Friday, April 24, 2009

Cue the Violins

15 mins. core
20 mins. (2.5 miles)
40 mins. ellip.. (incl. 10x2 mins. on, 1 min. off)

So today I threw myself a pity party. It was quite pathetic, actually. Basically my frustration about not being able to train, about not running Penn, about probably being bumped off the list for Nationals all came to a head. I was midway through my core workout this morning when I just stopped and started crying. I mean, core work, really? What's the freaking point?? I'm barely even running.

I'm pretty sure part of it has to do with Tanya running so well at Penn last night (she ran 35:36 to earn an auto time for Nationals). Now don't get me wrong, Tanya and I are close friends and I was absolutely thrilled to see her run so well. But part of me was thinking, "Really? She's only been back to running for three weeks and goes out and busts a better time than I ran at Stanford when I was in the best shape of my entire life? Why am I even doing this?" Of course the other part of it is that I was supposed to be there, in 35:30 shape, running the exact same race that she ran. That was the plan, and I don't like it when things don't go according to plan.

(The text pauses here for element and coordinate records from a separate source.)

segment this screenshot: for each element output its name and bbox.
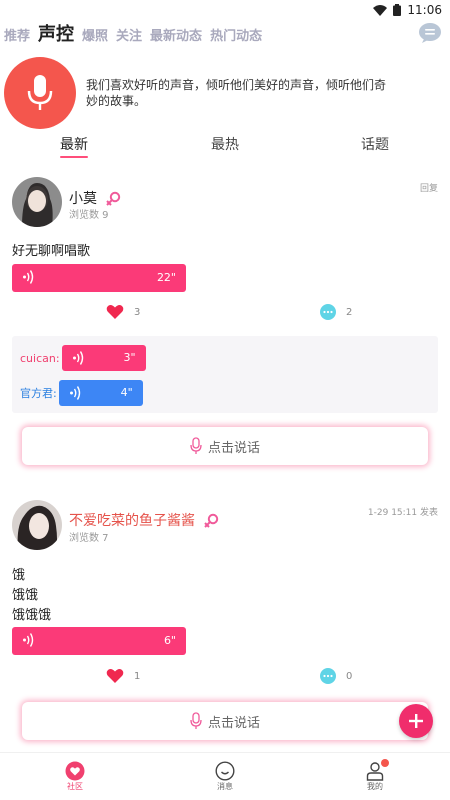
tab-newest[interactable]: 最新 xyxy=(60,134,88,158)
voice-duration: 4" xyxy=(120,386,133,399)
comment-button[interactable]: 2 xyxy=(320,304,352,320)
nav-label: 我的 xyxy=(367,782,383,791)
sub-tab-bar: 最新 最热 话题 xyxy=(0,134,450,158)
microphone-icon xyxy=(190,712,202,729)
new-post-button[interactable] xyxy=(399,704,433,738)
speak-label: 点击说话 xyxy=(207,440,260,456)
post-text: 好无聊啊唱歌 xyxy=(12,244,91,259)
tab-topics[interactable]: 话题 xyxy=(361,134,389,154)
replies-panel: cuican: 3" 官方君: 4" xyxy=(12,336,438,413)
comment-icon xyxy=(320,304,336,320)
battery-icon xyxy=(393,4,402,16)
tab-voice[interactable]: 声控 xyxy=(38,22,75,48)
comment-count: 2 xyxy=(346,306,353,318)
voice-duration: 6" xyxy=(163,634,176,647)
tab-hot[interactable]: 热门动态 xyxy=(210,26,262,48)
sound-wave-icon xyxy=(72,351,83,365)
like-count: 3 xyxy=(134,306,141,318)
tap-to-speak-button[interactable]: 点击说话 xyxy=(22,427,428,465)
plus-icon xyxy=(409,714,423,728)
post-timestamp: 1-29 15:11 发表 xyxy=(367,508,438,518)
like-button[interactable]: 1 xyxy=(106,668,140,684)
comment-icon xyxy=(320,668,336,684)
comment-count: 0 xyxy=(346,670,353,682)
nav-profile[interactable]: 我的 xyxy=(355,759,395,792)
reply-item: cuican: 3" xyxy=(20,345,146,371)
post-username[interactable]: 不爱吃菜的鱼子酱酱 xyxy=(69,510,219,530)
chat-bubble-icon[interactable] xyxy=(418,22,442,44)
avatar[interactable] xyxy=(12,177,62,227)
community-icon xyxy=(65,761,85,781)
speak-label: 点击说话 xyxy=(207,715,260,731)
avatar[interactable] xyxy=(12,500,62,550)
nav-label: 社区 xyxy=(67,782,83,791)
post-text: 饿饿 xyxy=(12,588,39,603)
voice-message-player[interactable]: 22" xyxy=(12,264,186,292)
message-icon xyxy=(215,761,235,781)
tab-latest[interactable]: 最新动态 xyxy=(150,26,202,48)
microphone-icon xyxy=(27,75,53,110)
female-icon xyxy=(204,513,219,528)
reply-author[interactable]: cuican: xyxy=(20,352,60,365)
tap-to-speak-button[interactable]: 点击说话 xyxy=(22,702,428,740)
reply-voice-player[interactable]: 3" xyxy=(61,345,146,371)
voice-duration: 3" xyxy=(123,351,136,364)
like-button[interactable]: 3 xyxy=(106,304,140,320)
nav-community[interactable]: 社区 xyxy=(55,761,95,792)
tab-photos[interactable]: 爆照 xyxy=(82,26,108,48)
post-username[interactable]: 小莫 xyxy=(69,188,121,208)
post-text: 饿饿饿 xyxy=(12,608,52,623)
notification-dot xyxy=(381,759,389,767)
comment-button[interactable]: 0 xyxy=(320,668,352,684)
top-tab-bar: 推荐 声控 爆照 关注 最新动态 热门动态 xyxy=(4,22,270,48)
wifi-icon xyxy=(373,4,388,16)
post-text: 饿 xyxy=(12,568,26,583)
sound-wave-icon xyxy=(23,633,34,647)
view-count: 浏览数 7 xyxy=(69,533,109,544)
channel-logo xyxy=(4,57,76,129)
voice-message-player[interactable]: 6" xyxy=(12,627,186,655)
username-text: 小莫 xyxy=(69,191,97,207)
status-bar: 11:06 xyxy=(0,0,450,20)
tab-following[interactable]: 关注 xyxy=(116,26,142,48)
female-icon xyxy=(106,191,121,206)
nav-messages[interactable]: 消息 xyxy=(205,761,245,792)
tab-recommend[interactable]: 推荐 xyxy=(4,26,30,48)
bottom-navigation: 社区 消息 我的 xyxy=(0,752,450,800)
channel-intro: 我们喜欢好听的声音，倾听他们美好的声音，倾听他们奇妙的故事。 xyxy=(4,57,444,129)
status-time: 11:06 xyxy=(407,3,442,17)
intro-description: 我们喜欢好听的声音，倾听他们美好的声音，倾听他们奇妙的故事。 xyxy=(86,78,387,108)
nav-label: 消息 xyxy=(217,782,233,791)
reply-voice-player[interactable]: 4" xyxy=(58,380,143,406)
reply-item: 官方君: 4" xyxy=(20,380,143,406)
heart-icon xyxy=(106,305,124,319)
sound-wave-icon xyxy=(69,386,80,400)
voice-duration: 22" xyxy=(156,271,176,284)
tab-hottest[interactable]: 最热 xyxy=(211,134,239,154)
reply-link[interactable]: 回复 xyxy=(420,181,438,194)
username-text: 不爱吃菜的鱼子酱酱 xyxy=(69,513,195,529)
like-count: 1 xyxy=(134,670,141,682)
sound-wave-icon xyxy=(23,270,34,284)
microphone-icon xyxy=(190,437,202,454)
heart-icon xyxy=(106,669,124,683)
reply-author[interactable]: 官方君: xyxy=(20,385,57,401)
view-count: 浏览数 9 xyxy=(69,210,109,221)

Unfortunately I don't have a nice and neat way to end this little story, no newfound insights or inspirational thoughts that lifted me out of my funk. I guess sometimes you just have to allow yourself to be upset for however long it takes until you feel better, knowing that tomorrow is a new day. That, or you could drink heavily. I'm open to either option.

1 comments:

Jilane said...

Can you post about your 8 miles of glory now so that there's a more recent blog post than this? Thanks much.